Despite RWE’s upcoming acquisition of E.ON’s renewable capacity, the company remains the most polluting utility in Europe with annual emissions equaling Romania’s. After the acquisition, it will only have a 14% renewables’ share in its energy production, compared to about 40% nationwide in Germany. The core of RWE’s polluting business model remains intact despite the newly acquired renewable assets.

“It’s as if RWE is being consciously driven towards a cliff edge, destroying the health and wellbeing of communities on the way. RWE’s coal assets must be retired and its business model overhauled so it is fit for purpose in the modern world.
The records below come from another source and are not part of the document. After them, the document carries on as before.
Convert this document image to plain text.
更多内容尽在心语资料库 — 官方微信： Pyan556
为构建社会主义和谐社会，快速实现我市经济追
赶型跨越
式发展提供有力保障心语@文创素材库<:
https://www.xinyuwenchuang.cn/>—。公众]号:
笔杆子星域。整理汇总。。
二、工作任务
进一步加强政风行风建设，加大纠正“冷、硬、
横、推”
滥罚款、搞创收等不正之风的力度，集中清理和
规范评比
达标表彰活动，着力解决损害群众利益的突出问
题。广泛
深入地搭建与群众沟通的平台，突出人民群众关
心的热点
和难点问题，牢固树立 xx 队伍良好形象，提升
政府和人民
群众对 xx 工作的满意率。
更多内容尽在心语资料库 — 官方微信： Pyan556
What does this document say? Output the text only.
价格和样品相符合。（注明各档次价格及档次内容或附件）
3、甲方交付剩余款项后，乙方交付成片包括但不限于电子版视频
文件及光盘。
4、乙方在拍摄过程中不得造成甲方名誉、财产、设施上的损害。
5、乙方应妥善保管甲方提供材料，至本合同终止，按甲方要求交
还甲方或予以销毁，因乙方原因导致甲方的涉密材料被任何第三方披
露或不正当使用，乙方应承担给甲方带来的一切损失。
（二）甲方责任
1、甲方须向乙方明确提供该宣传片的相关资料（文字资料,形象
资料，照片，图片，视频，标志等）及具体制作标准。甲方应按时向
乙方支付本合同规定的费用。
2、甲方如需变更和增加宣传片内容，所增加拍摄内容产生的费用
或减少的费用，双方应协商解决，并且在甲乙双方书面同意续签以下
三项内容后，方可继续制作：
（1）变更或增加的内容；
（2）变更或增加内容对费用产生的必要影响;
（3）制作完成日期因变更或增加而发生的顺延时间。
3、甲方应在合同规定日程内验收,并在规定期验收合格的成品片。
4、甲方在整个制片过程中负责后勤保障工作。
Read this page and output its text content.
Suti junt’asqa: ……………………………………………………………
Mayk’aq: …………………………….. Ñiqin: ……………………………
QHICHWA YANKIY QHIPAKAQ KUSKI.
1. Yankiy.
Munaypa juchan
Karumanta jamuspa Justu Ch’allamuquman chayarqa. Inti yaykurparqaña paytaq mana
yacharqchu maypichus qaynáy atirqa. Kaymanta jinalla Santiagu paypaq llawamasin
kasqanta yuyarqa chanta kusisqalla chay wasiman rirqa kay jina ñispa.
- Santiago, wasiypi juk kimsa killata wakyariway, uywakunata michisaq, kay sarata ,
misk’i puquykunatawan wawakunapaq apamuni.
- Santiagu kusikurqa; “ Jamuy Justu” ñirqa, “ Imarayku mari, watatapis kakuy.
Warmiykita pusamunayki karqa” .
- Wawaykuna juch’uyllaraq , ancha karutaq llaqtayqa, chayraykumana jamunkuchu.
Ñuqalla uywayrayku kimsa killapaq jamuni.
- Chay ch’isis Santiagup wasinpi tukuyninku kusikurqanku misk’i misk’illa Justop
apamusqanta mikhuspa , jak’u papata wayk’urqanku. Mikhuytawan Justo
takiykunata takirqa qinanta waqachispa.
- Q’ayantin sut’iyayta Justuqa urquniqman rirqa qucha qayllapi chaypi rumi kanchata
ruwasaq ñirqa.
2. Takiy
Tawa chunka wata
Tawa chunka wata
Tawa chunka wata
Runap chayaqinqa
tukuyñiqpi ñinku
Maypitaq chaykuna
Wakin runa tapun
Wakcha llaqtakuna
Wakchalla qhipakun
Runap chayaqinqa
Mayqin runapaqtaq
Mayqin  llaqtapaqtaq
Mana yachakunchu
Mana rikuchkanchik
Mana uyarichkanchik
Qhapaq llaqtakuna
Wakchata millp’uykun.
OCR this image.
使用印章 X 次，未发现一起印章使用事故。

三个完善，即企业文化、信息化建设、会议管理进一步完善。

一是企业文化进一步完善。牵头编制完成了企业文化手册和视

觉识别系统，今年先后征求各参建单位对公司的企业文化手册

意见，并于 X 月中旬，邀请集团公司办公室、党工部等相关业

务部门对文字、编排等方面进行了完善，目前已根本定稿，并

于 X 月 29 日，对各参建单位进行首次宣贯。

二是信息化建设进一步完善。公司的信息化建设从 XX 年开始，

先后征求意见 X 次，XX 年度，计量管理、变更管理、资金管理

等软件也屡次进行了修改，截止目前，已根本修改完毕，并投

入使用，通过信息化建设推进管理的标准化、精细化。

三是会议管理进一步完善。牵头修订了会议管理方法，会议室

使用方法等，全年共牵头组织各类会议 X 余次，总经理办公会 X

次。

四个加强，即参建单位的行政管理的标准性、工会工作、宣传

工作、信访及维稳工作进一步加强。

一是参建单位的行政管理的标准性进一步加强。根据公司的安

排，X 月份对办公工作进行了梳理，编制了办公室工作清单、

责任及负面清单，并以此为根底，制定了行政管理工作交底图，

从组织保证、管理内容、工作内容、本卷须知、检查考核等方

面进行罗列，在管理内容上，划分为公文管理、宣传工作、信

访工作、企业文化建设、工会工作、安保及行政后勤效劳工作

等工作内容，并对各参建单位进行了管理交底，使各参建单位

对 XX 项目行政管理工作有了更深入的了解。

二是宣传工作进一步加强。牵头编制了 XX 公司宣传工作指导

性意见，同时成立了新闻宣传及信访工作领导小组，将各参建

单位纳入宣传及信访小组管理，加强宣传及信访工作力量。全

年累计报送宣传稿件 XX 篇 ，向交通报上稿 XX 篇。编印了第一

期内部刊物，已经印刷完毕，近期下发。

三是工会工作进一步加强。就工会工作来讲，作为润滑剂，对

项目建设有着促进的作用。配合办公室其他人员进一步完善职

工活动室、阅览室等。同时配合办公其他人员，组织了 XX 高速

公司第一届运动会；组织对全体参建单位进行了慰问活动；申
We are convinced that this can only truly happen under new leadership,” concluded Kolle.

 

Further Reading:

RWE – A Briefing for Investors, Insurers and Banks (December 2018)
(by: Europe Beyond Coal, BankTrack, Sandbag, Urgewald, The Sunrise Project and WWF European Policy Office)
https://beyond-coal.eu/wp-content/uploads/2018/12/EBC_RWE_briefing_paper.pdf

 

Contacts:

Kaarina Kolle, Coal Finance and Utility Coordinator, Europe Beyond Coal
kkolle@wwf.eu, +32 4 83 26 20 75 (Finnish, English)

Greg McNevin, Communications Director, Europe Beyond Coal
greg@beyond-coal.eu, +49 1605 247 857 (English)

Moritz Schröder-Therre, Communications Director, Urgewald
moritz@urgewald.org, +49 176 640 799 65 (English, German)

 

Notes:

  1. White Paper to be approved by the parliament by June 5. English Summary: http://ow.ly/EbXu30osnh4. Due to the recommendations of the Norwegian Ministry of Finance, the Pension Fund will strengthen its coal exclusion policy and also shed companies with an installed coal power capacity of more than 10.000 megawatts or an annual coal production of more than 20 million tonnes. According to Urgewald’s calculations, RWE fails on both criteria.